A scientist asks to include some of my photographs in a scientific paper. Great! I nearly always say yes to such requests.
Legally, though, they do not need permission. Printing images as natural history data in a scholarly publication should be considered Fair Use. And I want them use the photos anyway. But there is one problem. The journals in question apply a Creative Commons license to all content appearing the article, tagged for downstream commercial re-use. Based on Journal X’s practices, my photographs would be isolated from the paper, uploaded to Wikimedia Commons, and available for corporations who normally pay for my images to get them as freebies. This scheme is Open Access as a form of rights-laundering. As a private photographer, I cannot afford it.
So what do I do? I cannot, and do not wish to, tell the scientist not to use my image. After all, their use is Fair Use.
But Fair Use is an exemption from copyright enforcement- it is not a transfer of rights. There is no conceivable reading of Fair Use that allows an image user to then broker permissions for other users. Journal X cannot license my work away from me without my say so. They do not have standing to apply a CC license to my work.
The solution should be easy enough. Journal X could exempt contributed images from their blanket CC-license, and they should ensure the images are not atomized and separated from the rest of the paper.
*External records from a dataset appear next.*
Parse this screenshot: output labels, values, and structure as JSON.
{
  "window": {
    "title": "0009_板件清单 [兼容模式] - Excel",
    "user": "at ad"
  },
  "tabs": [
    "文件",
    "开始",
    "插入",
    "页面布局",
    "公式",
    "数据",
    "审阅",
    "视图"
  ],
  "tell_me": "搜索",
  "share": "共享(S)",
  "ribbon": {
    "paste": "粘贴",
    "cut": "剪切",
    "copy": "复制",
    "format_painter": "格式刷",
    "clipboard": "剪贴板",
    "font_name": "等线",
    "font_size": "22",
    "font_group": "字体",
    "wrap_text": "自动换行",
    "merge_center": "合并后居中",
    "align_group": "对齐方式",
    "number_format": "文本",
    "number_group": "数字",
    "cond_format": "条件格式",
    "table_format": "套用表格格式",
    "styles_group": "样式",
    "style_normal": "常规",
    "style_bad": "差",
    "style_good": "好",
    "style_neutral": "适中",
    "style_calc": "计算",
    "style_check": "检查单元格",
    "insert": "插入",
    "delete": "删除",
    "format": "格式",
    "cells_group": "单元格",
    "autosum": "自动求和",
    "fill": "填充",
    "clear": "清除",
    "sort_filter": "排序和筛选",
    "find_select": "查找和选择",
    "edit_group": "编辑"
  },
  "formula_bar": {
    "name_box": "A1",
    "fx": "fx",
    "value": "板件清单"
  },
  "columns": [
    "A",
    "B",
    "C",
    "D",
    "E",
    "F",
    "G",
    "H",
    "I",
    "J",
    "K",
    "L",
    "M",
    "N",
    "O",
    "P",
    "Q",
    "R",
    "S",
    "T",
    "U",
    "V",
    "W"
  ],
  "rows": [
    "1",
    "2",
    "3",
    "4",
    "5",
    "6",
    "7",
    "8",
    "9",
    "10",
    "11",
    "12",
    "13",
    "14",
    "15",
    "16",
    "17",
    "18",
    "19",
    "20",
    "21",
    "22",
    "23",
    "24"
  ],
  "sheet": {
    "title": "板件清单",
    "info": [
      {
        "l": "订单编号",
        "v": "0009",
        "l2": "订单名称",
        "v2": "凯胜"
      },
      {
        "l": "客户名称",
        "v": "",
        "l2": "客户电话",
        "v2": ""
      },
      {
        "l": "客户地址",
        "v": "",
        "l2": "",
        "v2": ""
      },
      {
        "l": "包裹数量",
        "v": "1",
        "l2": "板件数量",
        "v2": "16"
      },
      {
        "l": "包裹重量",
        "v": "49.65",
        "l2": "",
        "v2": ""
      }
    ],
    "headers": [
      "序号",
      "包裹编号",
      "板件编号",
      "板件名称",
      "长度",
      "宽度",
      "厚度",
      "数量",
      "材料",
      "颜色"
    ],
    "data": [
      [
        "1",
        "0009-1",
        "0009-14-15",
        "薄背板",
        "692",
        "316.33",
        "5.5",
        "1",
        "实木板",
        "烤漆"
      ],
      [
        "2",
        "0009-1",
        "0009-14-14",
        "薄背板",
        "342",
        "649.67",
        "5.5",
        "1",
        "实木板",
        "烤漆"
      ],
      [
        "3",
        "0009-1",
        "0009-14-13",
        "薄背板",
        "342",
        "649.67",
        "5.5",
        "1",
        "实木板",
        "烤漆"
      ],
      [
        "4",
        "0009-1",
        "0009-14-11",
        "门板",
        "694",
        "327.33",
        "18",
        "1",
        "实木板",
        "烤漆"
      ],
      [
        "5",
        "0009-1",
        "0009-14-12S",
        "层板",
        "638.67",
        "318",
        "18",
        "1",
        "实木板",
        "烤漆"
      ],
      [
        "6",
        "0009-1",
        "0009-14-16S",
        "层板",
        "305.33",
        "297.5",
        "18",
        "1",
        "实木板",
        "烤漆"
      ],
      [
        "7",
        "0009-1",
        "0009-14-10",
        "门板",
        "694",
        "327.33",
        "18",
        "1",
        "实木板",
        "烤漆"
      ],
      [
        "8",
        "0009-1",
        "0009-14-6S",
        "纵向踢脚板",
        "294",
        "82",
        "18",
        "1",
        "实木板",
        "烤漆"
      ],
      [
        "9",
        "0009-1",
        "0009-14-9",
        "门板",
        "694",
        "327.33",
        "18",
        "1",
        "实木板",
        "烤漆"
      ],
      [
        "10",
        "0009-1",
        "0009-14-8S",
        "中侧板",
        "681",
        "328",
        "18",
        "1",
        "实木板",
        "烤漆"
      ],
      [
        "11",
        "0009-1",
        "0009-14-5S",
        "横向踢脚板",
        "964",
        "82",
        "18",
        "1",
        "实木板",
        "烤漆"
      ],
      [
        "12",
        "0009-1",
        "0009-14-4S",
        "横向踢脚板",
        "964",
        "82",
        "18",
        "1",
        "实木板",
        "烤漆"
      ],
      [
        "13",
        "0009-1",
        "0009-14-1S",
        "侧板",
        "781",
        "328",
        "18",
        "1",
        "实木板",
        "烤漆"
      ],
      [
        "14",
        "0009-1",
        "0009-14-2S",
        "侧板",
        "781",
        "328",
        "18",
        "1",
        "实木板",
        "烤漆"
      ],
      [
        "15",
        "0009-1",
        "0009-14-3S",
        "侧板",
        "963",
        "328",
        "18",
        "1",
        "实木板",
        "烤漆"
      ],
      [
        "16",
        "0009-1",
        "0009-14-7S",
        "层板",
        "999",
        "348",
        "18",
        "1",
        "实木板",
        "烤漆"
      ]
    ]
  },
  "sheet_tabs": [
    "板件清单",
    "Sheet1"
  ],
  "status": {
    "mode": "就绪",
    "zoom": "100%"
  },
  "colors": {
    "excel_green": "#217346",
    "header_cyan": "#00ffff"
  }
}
The Fair Use of images depends on their context within the publication, anyway.
For logistical reasons, though, most Open Access journals are reluctant to do so. They reject images if required to handle their licensing separately. I am not willing to give away all my rights, and the journal is not willing to bend their policies. The result is that the paper does not include the images even though both the authors and I would like it to. Journals that do not make exceptions to Creative Commons licenses cannot take advantage of Fair Use protections of copyright law.
This is not a problem with Creative Commons per se, but a structural issue with publishers that are inflexible in how they handle content. I thought I’d share it here, though, as a counter-intuitive example of how Creative Commons can suppress the distribution of information.